Mom stuck her head in the door. “Do you want more wine, a sparkling water, or should we switch to Bloody Marys since I forgot to order tomato soup?”

“What’s this?” I asked, holding up the statement.

She glanced at it, and I saw the flash of guilt followed by an involuntary softening. “That’s what I wasn’t supposed to tell you about.”

“What the hell is wrong with you?” I demanded, bursting into Lucian’s office waving the statement like I was leading a marching band.

Behind his desk, he looked at me with that cool, flat mask, but there was heat in his eyes. And bruises on his face. He looked like some heart-throbby heroic boxer who’d lost a title fight.

“Sorry, sir,” Petula huffed, screeching to a halt in the doorway behind me. “She’s faster than I thought.”

“It’s fine,” Lucian said, making it sound like it was anything but fine.

“Kick his ass,” Petula said to me under her breath and disappeared.

“You may go, Nallana,” Lucian told the woman in the chair across from him.

Her hands were tucked in the pocket of a Nine Inch Nails sweatshirt. She looked amused. “But I wanna stay and watch the show,” she said.

“Go away,” Lucian said, eyes still on me.

On a sigh, she hopped out of the chair, shot me a wink, and left.

I slapped the paper down on his desk. Then just to be a jerk, I dragged my fingertips across the spotless glass top. “Explain.”

“I owe you zero explanations.
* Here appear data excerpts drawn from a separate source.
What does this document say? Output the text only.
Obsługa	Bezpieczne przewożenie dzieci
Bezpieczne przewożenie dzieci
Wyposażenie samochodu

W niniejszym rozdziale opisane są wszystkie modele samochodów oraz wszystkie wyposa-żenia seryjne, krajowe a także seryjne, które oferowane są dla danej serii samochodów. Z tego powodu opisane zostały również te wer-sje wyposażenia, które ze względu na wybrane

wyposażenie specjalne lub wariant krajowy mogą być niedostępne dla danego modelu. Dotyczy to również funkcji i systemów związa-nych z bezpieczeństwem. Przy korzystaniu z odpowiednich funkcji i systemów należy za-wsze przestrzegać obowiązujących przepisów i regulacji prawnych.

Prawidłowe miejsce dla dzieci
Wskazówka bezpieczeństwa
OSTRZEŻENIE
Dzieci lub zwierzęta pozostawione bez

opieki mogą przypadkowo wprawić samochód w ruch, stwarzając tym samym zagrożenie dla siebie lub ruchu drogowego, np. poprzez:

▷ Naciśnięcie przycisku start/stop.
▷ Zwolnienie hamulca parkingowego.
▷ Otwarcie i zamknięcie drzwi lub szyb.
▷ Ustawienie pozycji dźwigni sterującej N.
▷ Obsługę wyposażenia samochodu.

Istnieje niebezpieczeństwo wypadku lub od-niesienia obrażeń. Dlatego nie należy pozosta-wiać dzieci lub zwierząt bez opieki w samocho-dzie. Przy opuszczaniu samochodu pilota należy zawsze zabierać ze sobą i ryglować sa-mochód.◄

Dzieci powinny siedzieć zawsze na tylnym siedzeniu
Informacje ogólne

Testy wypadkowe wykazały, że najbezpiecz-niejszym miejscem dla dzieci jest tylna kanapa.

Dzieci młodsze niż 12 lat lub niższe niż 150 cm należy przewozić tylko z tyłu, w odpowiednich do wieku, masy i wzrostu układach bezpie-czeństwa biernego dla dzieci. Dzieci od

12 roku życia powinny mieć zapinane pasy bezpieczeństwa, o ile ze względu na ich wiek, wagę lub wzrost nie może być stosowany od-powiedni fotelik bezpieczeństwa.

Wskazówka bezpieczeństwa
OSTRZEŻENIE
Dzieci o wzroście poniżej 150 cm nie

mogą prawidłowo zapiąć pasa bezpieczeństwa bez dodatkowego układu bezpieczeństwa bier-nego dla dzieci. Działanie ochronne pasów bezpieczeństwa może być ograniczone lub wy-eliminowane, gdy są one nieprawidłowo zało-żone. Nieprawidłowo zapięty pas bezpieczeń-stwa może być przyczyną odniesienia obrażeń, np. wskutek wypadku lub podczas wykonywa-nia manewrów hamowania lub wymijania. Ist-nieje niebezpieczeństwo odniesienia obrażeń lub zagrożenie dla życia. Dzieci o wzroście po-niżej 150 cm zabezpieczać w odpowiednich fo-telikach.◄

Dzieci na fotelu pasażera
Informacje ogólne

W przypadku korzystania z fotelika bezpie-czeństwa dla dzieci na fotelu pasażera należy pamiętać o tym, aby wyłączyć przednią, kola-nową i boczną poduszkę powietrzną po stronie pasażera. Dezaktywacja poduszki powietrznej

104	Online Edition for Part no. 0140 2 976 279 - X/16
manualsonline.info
You need to leave.”

“Not until you explain this,” I said, drilling my finger into the paper.

He glanced down at it, then reached into his desk drawer and did something I didn’t expect. The son of a bitch put on a sexy pair of reading glasses.

It was like the universe was mocking me. The hot guy who rocked my world between the sheets and wore reading glasses was the one man I didn’t want.